Both sides will enjoy an essentially open market in services. The details are to be made public after several more weeks of legal and technical review, but the value of the agreement is estimated at $2 billion to $3 billion annually for each country.

However, in political terms, there are major differences in context and calculus.

The agreement attracted almost no attention in the U.S. news media, so Bush will get some credit from the U.S. "winner" sectors but is not likely to suffer politically from easing the pressure for concessions on film and TV exports or on access to Australia's government-financed pharmaceutical program.

By contrast, in Australia, trade with the United States is headline news, and criticism of the agreement by the Labor opposition will probably feature prominently in the coming election campaign. (A poll released immediately after the agreement was announced indicated that the Labor Party has just drawn even with Howard's Liberal-National coalition.)

Paradoxically, Howard, author and prime mover of the trade negotiations, may pay a heavier political cost than Bush. Howard and his trade minister, Mark Vaile, from the rural-based National Party, had loudly trumpeted the claim that no product — specifically sugar — would be excluded from the agreement, and both the Australian sugar industry and the Labor opposition cried foul over Howard's "sell-out" on sugar.

In fact, exemption for Australia from the convoluted and deeply entrenched U.S. price supports for sugar — or even a substantial increase in Australia's quota of U.S. sugar imports — was probably unachievable.

Australian rhetoric on this subject arguably was largely posturing, positioning Howard and Vaile to trade this demand for U.S. concessions in areas that are sensitive for Australia. Meanwhile, Australia's inefficient and highly subsidized sugar industry can be appeased by other kinds of buy-offs.

The trade agreement issue will be more useful to Howard's opponents because Iraq has little electoral salience in Australia, where there is general satisfaction at the removal of Saddam Hussein.

However, Australia's broader economic situation is uncertain. This might feed suspicions that the details of the trade deal will show Australia as the loser. Labor will make the most of this uncertainty.
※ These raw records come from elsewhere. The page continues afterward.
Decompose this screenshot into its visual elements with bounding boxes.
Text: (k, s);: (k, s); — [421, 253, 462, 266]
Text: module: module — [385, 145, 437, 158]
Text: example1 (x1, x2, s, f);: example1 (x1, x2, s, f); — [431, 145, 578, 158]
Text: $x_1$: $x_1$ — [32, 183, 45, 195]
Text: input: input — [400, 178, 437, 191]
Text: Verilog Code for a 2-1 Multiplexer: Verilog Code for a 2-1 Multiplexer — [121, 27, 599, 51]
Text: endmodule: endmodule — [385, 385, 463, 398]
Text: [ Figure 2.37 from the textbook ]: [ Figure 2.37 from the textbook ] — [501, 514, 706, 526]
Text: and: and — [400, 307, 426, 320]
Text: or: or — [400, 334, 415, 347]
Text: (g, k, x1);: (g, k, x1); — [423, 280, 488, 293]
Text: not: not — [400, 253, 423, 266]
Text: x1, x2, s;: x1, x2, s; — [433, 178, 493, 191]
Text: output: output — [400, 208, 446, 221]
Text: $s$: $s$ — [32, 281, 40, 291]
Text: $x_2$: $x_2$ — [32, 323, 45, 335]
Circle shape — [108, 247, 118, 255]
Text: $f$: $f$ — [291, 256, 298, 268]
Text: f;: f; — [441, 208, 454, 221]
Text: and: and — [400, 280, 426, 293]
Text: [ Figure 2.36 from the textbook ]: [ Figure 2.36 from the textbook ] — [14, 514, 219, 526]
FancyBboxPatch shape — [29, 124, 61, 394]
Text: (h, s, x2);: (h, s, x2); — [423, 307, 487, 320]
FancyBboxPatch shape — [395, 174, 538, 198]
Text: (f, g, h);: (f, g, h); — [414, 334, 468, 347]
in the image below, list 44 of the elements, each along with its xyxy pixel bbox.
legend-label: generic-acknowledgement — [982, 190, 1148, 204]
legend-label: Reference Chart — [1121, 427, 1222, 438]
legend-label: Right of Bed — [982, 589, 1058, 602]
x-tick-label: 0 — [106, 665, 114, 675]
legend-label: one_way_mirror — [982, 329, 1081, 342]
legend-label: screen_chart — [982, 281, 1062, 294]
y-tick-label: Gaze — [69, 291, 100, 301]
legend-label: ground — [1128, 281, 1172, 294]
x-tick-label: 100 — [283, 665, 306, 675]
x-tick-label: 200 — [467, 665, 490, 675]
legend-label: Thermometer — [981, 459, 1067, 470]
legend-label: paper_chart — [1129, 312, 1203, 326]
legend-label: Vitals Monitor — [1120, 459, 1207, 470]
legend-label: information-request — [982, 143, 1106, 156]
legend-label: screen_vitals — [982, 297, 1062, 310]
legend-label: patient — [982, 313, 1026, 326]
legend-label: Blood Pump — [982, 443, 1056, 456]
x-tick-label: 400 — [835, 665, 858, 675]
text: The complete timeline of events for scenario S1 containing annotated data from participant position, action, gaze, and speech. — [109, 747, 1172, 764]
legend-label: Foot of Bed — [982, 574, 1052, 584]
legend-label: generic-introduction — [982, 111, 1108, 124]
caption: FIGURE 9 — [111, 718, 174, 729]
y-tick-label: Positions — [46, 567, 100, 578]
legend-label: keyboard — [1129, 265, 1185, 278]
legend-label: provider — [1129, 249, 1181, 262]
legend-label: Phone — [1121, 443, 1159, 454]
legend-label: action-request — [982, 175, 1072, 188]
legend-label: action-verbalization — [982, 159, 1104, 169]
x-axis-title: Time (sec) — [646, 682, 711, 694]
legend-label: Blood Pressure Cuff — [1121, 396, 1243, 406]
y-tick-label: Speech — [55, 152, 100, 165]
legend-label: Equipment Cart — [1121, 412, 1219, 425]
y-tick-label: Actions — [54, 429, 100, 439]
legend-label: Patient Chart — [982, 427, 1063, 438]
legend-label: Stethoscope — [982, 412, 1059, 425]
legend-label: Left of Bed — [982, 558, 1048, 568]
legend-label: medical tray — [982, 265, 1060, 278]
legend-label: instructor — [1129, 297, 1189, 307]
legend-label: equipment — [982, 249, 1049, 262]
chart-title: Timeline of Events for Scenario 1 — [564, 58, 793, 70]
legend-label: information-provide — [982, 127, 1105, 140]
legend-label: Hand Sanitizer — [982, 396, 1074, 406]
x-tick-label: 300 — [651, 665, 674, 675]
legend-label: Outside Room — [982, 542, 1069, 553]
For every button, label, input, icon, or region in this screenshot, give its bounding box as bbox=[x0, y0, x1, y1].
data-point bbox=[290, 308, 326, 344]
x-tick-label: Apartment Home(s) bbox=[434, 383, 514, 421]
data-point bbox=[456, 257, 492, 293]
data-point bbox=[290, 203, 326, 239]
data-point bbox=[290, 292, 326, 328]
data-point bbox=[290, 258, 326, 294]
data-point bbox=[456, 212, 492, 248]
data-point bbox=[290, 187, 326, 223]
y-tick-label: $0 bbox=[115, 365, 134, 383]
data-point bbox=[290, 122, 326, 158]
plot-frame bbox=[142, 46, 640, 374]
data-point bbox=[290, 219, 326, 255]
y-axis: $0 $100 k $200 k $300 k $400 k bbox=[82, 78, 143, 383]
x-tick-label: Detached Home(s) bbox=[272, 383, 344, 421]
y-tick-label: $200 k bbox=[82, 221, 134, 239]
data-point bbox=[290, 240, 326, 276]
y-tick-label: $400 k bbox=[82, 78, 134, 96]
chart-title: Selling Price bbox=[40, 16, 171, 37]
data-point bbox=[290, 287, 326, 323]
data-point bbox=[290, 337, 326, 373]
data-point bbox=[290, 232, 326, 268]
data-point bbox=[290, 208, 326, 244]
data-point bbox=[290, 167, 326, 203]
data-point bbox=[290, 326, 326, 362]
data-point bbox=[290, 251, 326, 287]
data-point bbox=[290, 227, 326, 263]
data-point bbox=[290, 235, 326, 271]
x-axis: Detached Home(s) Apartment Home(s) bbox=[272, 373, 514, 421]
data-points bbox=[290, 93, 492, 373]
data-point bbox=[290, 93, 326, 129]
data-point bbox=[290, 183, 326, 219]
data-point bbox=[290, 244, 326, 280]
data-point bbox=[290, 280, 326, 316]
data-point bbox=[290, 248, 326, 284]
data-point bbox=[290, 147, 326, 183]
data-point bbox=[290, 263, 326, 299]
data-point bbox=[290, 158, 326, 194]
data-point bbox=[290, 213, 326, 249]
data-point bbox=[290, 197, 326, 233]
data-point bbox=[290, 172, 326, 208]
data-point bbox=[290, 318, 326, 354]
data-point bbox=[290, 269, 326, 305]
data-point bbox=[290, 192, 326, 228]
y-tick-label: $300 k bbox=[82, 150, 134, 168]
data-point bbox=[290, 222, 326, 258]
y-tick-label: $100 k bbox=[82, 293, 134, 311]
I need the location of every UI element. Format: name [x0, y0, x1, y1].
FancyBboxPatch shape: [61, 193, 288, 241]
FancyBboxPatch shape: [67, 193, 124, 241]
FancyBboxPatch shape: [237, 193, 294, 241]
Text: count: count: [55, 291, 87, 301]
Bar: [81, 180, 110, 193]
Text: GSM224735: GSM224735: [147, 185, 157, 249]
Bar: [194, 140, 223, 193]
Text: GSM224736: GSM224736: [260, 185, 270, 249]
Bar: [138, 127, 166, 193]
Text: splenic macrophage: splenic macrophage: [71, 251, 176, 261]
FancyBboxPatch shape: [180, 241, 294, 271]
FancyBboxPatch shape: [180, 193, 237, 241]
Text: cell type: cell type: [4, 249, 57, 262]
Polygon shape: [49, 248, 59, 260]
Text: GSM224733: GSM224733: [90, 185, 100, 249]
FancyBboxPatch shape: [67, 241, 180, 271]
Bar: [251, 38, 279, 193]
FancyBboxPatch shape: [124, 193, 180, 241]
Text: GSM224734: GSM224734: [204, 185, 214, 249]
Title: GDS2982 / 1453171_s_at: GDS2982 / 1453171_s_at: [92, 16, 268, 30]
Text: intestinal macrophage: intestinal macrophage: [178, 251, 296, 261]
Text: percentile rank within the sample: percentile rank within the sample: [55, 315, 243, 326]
The negotiations thus arguably put Howard in a political no-win situation. He could not get the Americans to agree to Australia's No. 1 demand but could not afford to let the negotiations fail, thus reducing his bargaining leverage in the final deal-making.

This leaves Howard with an agreement that is clearly beneficial for the country's economy over the long term but will not produce dramatic short-term payoffs. The agreement generally is seen as significantly less than he promised and in the minds of many may be damaging.

As the Australians say, Howard will have to wear the consequences.

Richard W. Baker, special assistant to the president of the East-West Center, is a former U.S. diplomat with service in Canberra, Australia.